A key initiative in the revamp of the ASEAN+3 regional financing arrangement (RFA) is the development of a comprehensive lending framework that caters to the diversity in the ASEAN+3 region and addresses the various potential and actual shocks and challenges. To achieve these objectives, the CMIM lending framework can be complemented with the following instruments.

First, establish a facility to meet actual and urgent financing needs. Urgent financial needs, including those caused by natural disasters and emergencies, should be provided promptly to avert significant economic damage to the recipient country. Although all member economies are eligible, they will need to demonstrate sufficient capacity and commitment to undertake and implement sound policies. ASEAN+3 members have recently agreed during its Finance and Central Bank Deputies’ Meeting on the establishment of the Rapid Financing Facility (RFF) under the CMIM, which is exactly designed to meet urgent financing needs.

Secondly, creating a Standing Liquidity Line (SLL) is crucial for crisis prevention. This instrument would serve as a precautionary instrument and liquidity backstop. In an increasingly integrated world, a short-term revolving facility for qualifying members is an indispensable tool in the crisis prevention toolkit, especially in dealing with abrupt and volatile capital flows. The SLL can be achieved by converting the existing CMIM Precautionary Line into a revolving liquidity line or by establishing a new instrument.

Thirdly, a Policy Adjustment Instrument (PAI) can be developed to support medium-term reforms. Given the longer-term nature of structural challenges looming around ASEAN+3, there is a need for an instrument that supports members’ medium-term reform agenda. This instrument can be used either for crisis management or for promoting economic transformation. The proposed PAI can be used for non-financing and financing situations.

The non-financing PAI, like the Policy Coordination Instrument (PCI) of the IMF, would enable a closer dialogue with members and the endorsement of policies by the RFA. It can also serve as a follow-up arrangement after a program, supported by the RFA or IMF, to signal the authorities’ commitment to continued reforms along the lines of previous programs, and help catalyze financing from other sources. It may also serve as a precursor of more complex program design and financing should the need arises.
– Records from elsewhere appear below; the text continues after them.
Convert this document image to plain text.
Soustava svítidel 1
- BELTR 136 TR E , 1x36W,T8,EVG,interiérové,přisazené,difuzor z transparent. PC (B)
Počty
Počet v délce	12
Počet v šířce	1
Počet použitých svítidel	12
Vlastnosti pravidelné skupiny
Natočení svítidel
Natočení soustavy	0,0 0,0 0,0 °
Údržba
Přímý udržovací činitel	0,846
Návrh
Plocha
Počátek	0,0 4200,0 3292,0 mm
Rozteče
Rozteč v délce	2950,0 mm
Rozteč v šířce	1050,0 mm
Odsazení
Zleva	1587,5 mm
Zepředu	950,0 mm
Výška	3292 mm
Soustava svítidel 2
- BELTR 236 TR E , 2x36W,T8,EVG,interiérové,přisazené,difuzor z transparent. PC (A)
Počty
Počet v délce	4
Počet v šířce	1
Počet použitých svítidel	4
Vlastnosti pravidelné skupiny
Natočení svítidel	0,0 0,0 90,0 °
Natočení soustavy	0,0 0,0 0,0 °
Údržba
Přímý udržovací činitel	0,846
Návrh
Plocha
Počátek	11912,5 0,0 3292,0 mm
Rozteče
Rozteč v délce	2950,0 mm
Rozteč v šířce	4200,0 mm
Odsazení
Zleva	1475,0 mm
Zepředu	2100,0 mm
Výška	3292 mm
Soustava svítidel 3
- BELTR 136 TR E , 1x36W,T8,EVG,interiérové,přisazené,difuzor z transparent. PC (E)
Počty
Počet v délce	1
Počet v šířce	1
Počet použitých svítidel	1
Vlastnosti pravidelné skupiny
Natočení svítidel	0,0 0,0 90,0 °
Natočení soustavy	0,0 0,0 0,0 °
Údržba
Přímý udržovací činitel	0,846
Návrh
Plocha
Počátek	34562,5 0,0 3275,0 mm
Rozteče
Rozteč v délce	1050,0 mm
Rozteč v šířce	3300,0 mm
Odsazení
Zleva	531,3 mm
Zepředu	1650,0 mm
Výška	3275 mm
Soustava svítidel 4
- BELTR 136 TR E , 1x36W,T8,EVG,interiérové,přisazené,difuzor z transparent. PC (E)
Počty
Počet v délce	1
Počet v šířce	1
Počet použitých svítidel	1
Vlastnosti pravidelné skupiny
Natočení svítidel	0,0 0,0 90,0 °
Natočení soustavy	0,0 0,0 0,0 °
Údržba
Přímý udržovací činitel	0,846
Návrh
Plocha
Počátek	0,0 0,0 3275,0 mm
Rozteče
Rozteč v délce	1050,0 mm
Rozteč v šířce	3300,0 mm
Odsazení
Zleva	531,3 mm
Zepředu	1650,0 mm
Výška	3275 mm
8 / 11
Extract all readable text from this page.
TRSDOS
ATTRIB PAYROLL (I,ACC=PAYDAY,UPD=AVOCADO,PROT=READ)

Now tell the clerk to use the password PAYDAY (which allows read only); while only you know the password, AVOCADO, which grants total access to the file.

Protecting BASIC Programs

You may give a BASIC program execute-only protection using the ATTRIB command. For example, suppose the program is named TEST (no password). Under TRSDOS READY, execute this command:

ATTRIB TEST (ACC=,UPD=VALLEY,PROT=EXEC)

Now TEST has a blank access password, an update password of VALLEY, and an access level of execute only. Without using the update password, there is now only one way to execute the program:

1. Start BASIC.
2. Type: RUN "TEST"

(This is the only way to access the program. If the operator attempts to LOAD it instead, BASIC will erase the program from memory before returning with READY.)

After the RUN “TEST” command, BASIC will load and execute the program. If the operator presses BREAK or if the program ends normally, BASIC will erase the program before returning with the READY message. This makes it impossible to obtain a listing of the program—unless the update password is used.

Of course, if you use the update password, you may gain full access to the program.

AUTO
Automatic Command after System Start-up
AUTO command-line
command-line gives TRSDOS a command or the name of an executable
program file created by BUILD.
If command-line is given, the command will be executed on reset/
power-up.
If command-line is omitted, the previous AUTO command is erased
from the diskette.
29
On the other hand, the financing PAI would be more appropriate for members that might need financing support to adopt important reforms over the medium term. A three-year horizon of the financing PAI would be comparable to the duration of IMF’s Extended Fund Facility (EFF). The development of financing PAI should be preceded by reforms of the financial structure of the RFA to secure a more stable and reliable funding source.

Finally, a comprehensive guidance on program design and conditionality framework should also be developed in tandem with these new instruments. This would mitigate moral hazard by ensuring a clear and methodical approach in supporting members’ key reform initiatives while remaining flexible, cognizant of individual economy’s capacity constraints, and reflective of the economic diversity of the region. More efforts are needed to explore a pragmatic approach to improve accessibility to the RFA lending while maintaining sufficient safeguards of the financial resources.

In conclusion, the timely revamp of the ASEAN+3 RFA is key in promoting the region’s resilience and financial stability. The introduction of new lending instruments should be done gradually, in tandem with the financial structure reform. In the meantime, existing facilities shall be further enhanced based on a robust program design and conditionality framework. Ultimately, the integration of a veteran lending framework, a robust program design and conditionality framework, and a solid financial structure of the RFA will constitute the core of the crisis prevention and resolution mechanism in the ASEAN+3’s financial safety net.